On Mon, Oct 28, 2024 at 12:55 PM Brian E Carpenter <brian.e.carpenter@xxxxxxxxx> wrote:
On 29-Oct-24 07:19, Rob Sayre wrote:
>
> This one is a special case. If the IETF is good at anything, it is accomodating special cases.
>
> I think the document could use a sentence here saying what it doesn't cover. SMTP is incredibly insecure, but that's the state of play.
I've been trying to stay out of this one, but here goes.

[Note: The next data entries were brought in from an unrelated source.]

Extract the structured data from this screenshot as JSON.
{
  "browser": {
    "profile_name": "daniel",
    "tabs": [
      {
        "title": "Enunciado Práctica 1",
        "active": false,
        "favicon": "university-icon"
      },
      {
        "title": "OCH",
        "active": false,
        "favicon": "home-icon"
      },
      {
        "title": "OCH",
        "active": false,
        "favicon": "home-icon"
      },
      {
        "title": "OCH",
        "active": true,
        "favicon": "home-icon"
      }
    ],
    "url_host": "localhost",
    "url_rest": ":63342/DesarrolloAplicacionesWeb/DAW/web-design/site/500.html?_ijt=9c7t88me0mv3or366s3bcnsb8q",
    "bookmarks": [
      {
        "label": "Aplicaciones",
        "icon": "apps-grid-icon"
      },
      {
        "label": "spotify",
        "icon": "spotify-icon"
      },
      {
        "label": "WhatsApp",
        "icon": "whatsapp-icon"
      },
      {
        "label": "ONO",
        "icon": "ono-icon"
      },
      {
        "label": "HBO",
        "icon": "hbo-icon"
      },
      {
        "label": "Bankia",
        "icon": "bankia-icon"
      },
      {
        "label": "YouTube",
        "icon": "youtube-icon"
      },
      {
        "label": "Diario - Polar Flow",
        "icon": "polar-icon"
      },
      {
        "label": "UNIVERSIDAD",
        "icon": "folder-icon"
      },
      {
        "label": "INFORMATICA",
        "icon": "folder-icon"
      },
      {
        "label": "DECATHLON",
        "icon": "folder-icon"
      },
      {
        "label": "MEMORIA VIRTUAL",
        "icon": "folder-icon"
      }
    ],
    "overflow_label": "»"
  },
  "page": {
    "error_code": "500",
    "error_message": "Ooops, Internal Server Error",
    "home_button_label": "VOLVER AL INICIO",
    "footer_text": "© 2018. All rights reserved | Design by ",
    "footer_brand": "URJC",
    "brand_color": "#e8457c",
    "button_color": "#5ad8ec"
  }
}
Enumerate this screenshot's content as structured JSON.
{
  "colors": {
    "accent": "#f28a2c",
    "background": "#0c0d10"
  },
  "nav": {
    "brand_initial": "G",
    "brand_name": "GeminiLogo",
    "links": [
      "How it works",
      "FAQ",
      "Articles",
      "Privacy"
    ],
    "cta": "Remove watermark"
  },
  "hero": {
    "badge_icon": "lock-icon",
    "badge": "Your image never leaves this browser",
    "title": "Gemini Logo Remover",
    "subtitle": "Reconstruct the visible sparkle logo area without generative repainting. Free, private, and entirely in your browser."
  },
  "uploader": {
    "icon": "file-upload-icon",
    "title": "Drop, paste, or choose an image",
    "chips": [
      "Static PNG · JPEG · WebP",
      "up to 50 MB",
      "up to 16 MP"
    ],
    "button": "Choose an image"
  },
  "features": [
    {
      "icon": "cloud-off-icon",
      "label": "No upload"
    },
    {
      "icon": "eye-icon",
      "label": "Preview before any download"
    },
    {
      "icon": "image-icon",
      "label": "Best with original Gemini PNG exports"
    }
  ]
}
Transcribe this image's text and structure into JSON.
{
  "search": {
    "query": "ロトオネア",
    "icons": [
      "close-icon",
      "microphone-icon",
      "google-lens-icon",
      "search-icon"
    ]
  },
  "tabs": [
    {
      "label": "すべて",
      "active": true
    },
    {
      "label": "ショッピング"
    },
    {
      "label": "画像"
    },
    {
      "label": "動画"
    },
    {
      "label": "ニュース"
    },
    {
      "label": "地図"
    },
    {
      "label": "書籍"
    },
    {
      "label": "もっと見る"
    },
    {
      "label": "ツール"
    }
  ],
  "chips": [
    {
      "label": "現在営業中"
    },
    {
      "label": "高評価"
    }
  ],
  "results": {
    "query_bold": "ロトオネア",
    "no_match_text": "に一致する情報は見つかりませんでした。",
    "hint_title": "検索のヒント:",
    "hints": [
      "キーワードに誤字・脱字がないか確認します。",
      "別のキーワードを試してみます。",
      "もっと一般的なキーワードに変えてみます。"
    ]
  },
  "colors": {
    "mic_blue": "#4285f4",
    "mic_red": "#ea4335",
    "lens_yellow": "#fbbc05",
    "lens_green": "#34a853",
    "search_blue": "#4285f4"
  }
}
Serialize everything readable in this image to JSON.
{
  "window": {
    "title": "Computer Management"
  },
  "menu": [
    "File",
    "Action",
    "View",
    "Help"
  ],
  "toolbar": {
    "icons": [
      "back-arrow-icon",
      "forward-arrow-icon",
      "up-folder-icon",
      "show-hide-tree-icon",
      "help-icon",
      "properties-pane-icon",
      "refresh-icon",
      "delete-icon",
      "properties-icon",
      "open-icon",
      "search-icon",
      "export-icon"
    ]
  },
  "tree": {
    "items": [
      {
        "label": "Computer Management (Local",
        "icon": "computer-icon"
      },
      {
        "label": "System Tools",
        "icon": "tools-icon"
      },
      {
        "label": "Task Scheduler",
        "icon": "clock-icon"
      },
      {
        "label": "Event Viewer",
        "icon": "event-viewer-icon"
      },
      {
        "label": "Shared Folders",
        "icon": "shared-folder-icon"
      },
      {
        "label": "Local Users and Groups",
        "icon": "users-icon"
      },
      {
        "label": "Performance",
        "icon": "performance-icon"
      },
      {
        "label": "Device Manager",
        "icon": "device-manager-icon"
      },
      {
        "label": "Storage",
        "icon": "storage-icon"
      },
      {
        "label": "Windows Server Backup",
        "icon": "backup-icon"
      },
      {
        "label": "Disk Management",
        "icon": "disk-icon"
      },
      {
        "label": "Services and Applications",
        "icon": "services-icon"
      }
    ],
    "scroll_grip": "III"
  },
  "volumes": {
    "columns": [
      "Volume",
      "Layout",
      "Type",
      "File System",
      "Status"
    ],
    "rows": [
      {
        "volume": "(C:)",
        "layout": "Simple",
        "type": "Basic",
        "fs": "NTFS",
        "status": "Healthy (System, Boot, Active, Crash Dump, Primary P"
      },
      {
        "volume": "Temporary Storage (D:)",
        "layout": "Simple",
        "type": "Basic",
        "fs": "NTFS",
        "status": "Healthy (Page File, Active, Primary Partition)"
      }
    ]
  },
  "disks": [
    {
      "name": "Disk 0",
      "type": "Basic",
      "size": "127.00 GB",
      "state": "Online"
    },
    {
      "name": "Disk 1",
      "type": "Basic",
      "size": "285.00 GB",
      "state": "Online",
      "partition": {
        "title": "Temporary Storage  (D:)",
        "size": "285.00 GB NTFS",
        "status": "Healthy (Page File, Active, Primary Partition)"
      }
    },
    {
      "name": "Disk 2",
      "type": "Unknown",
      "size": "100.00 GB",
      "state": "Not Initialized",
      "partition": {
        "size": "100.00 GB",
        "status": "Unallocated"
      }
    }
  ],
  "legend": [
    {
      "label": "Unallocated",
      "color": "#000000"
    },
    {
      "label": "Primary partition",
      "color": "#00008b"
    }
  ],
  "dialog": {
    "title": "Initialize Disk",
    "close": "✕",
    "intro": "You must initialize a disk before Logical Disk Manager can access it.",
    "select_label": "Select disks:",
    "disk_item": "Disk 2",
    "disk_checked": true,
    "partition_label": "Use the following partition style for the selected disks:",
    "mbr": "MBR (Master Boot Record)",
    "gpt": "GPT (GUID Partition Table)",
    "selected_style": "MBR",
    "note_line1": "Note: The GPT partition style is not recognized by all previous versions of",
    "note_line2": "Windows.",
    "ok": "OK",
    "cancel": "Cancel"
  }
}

The Security Considerations start by saying "SMTP mail is inherently insecure" which is undoubtedly true, although "Transmission of mail via SMTP is inherently insecure" might be more precise. So I am a bit surprised that the next sentence doesn't require STARTTLS and cite RFC 3207 and RFC 7817. It seems to me that this would be a practical response to Donald's comments about transport authentication and surveillance, and I don't see why it should be kicked to the future Applicability Statement. In particular, it deals with both threats against SMTP (a *transfer* protocol) - alteration to the content, and capture of the content. Just a couple of sentences could capture these threats and STARTTLS as the mitigation.
I agree with John Klensin that DMARC, DKIM and the like are out of scope for SMTP as such. They aren't part of simple mail *transfer* so they don't belong here.
The rest of the Security Considerations are really about operational security and, presumably, are based on experience.
Maybe we could say "the security situation is unclear as written" and let John handle that with an extra sentence. What's not going to happen is a "fix". We're in the descriptive phase.